Most everyone picks it up quickly. Hope, I notice, takes to it naturally.

I, however, am baffled.

“Beautiful! Well done!” Svetlana exclaims, like we’re toddlers she’s very proud of. “Now everyone pair off, and we will practice.”

I skulk off behind the piano, alone. We’re an odd number, so I’m hoping this is my excuse not to embarrass myself. But Svetlana comes over and offers to partner up with me.

Maybe this will be less disastrous under the direct tutelage of the instructor.

Sergio calls out time as we all practice the moves to music.

“Forward one, two, three,cha cha cha, forward six, seven, eight,cha cha cha. Left side, one, two, three,cha cha cha. Repeat right, two, three,cha cha cha.”

Combining these movements makes absolutely no sense to me. Sergio may as well be demonstrating how to perform knee replacement surgery for all I am able to replicate the process.

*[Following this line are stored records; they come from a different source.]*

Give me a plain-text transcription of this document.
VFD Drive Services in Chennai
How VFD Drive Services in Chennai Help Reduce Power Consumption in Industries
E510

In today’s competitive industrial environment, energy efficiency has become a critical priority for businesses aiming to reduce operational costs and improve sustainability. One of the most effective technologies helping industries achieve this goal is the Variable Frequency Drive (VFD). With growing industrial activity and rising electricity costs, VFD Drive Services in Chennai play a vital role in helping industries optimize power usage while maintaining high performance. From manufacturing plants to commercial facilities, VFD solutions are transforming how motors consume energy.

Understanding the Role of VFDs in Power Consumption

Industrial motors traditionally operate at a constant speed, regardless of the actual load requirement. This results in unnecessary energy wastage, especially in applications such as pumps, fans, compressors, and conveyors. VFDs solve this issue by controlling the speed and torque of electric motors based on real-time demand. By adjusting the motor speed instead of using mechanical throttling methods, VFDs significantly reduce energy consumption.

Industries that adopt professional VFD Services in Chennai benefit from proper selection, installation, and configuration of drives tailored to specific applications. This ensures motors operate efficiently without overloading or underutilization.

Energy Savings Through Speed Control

Svetlana’s Slavic stoicism is impressive, but she’s beginning to look as miserable as I feel.

I decide to leave, if only to spare her.

But I feel a tap on my shoulder.

“May I cut in?” Hope asks Svetlana.

No woman has ever dropped my hand so fast.

Hope

“Thanks,” Felix says to me. “But you don’t want to do this.”

“On the contrary,” I say.

I love dancing, I’m good at it, and after embarrassing myself in front of him at the pool, I want to prove I am not a fumbling klutz at everything I attempt.

“I can’t dance,” he says.

“I can see that. May I?” I offer him my hand.

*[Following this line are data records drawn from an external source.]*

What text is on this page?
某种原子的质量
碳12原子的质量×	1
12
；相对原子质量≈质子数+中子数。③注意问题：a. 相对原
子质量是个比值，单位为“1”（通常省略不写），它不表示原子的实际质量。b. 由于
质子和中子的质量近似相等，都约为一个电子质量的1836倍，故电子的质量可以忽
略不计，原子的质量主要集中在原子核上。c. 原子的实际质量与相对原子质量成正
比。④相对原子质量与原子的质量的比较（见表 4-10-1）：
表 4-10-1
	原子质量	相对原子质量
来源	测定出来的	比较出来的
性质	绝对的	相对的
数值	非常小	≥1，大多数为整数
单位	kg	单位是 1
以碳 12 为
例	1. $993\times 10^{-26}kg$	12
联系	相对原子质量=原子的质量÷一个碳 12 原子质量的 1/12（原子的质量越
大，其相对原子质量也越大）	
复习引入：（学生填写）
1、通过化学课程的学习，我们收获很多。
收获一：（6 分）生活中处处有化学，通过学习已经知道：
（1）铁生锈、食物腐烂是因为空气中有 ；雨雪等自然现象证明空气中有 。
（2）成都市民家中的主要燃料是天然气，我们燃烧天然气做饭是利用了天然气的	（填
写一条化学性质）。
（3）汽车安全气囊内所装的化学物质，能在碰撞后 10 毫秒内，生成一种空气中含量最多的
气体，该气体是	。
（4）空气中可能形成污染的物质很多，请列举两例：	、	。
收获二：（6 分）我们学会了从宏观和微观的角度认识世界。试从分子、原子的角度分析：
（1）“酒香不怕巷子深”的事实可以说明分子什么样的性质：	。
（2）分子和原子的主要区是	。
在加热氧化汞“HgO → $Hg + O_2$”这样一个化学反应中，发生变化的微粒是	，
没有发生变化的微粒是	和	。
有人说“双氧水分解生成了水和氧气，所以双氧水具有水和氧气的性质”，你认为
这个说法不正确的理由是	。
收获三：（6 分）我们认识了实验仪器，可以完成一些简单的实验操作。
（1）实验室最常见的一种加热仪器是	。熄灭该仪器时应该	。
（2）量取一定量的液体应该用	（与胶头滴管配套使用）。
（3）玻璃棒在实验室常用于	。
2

He reluctantly takes it. “If you must.”

I weave his fingers between mine and guide him to rest his other hand on my hip.

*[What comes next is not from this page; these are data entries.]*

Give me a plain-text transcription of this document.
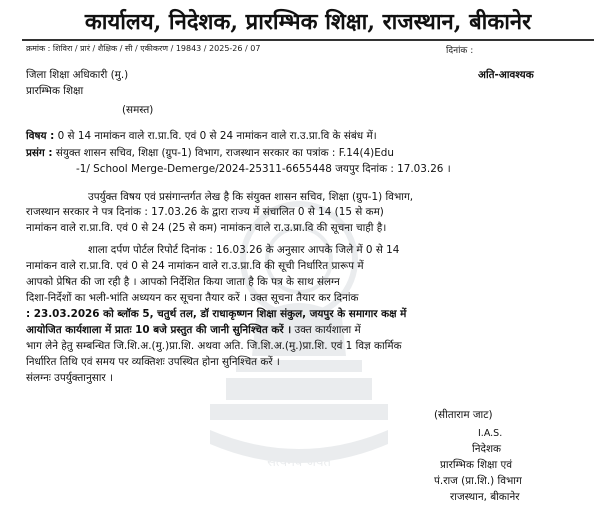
सत्यमेव जयते
कार्यालय, निदेशक, प्रारम्भिक शिक्षा, राजस्थान, बीकानेर
क्रमांक : शिविरा / प्रारं / शैक्षिक / सी / एकीकरण / 19843 / 2025-26 / 07	दिनांक :
जिला शिक्षा अधिकारी (मु.)	अति-आवश्यक
प्रारम्भिक शिक्षा
(समस्त)
विषय : 0 से 14 नामांकन वाले रा.प्रा.वि. एवं 0 से 24 नामांकन वाले रा.उ.प्रा.वि के संबंध में।
प्रसंग : संयुक्त शासन सचिव, शिक्षा (ग्रुप-1) विभाग, राजस्थान सरकार का पत्रांक : F.14(4)Edu
-1/ School Merge-Demerge/2024-25311-6655448 जयपुर दिनांक : 17.03.26 ।
उपर्युक्त विषय एवं प्रसंगान्तर्गत लेख है कि संयुक्त शासन सचिव, शिक्षा (ग्रुप-1) विभाग,
राजस्थान सरकार ने पत्र दिनांक : 17.03.26 के द्वारा राज्य में संचालित 0 से 14 (15 से कम)
नामांकन वाले रा.प्रा.वि. एवं 0 से 24 (25 से कम) नामांकन वाले रा.उ.प्रा.वि की सूचना चाही है।
शाला दर्पण पोर्टल रिपोर्ट दिनांक : 16.03.26 के अनुसार आपके जिले में 0 से 14
नामांकन वाले रा.प्रा.वि. एवं 0 से 24 नामांकन वाले रा.उ.प्रा.वि की सूची निर्धारित प्रारूप में
आपको प्रेषित की जा रही है । आपको निर्देशित किया जाता है कि पत्र के साथ संलग्न
दिशा-निर्देशों का भली-भांति अध्ययन कर सूचना तैयार करें । उक्त सूचना तैयार कर दिनांक
: 23.03.2026 को ब्लॉक 5, चतुर्थ तल, डॉ राधाकृष्णन शिक्षा संकुल, जयपुर के समागार कक्ष में
आयोजित कार्यशाला में प्रातः 10 बजे प्रस्तुत की जानी सुनिश्चित करें । उक्त कार्यशाला में
भाग लेने हेतु सम्बन्धित जि.शि.अ.(मु.)प्रा.शि. अथवा अति. जि.शि.अ.(मु.)प्रा.शि. एवं 1 विज्ञ कार्मिक
निर्धारित तिथि एवं समय पर व्यक्तिशः उपस्थित होना सुनिश्चित करें ।
संलग्नः उपर्युक्तानुसार ।
(सीताराम जाट)
I.A.S.
निदेशक
प्रारम्भिक शिक्षा एवं
पं.राज (प्रा.शि.) विभाग
राजस्थान, बीकानेर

I’m momentarily distracted by how good it feels to be touched by him.

He glances up into my eyes. I wonder if he feels the spark too.

“My hand is sweating,” he says apologetically. “From stress.”

“First of all,” I say, “stop caring about this. It’s a dance lesson on a cruise ship. The stakes are low.”

“Not if I stomp on your foot and break it.”

“Surely the infirmary has wheelchairs. Now then. I’ll lead.”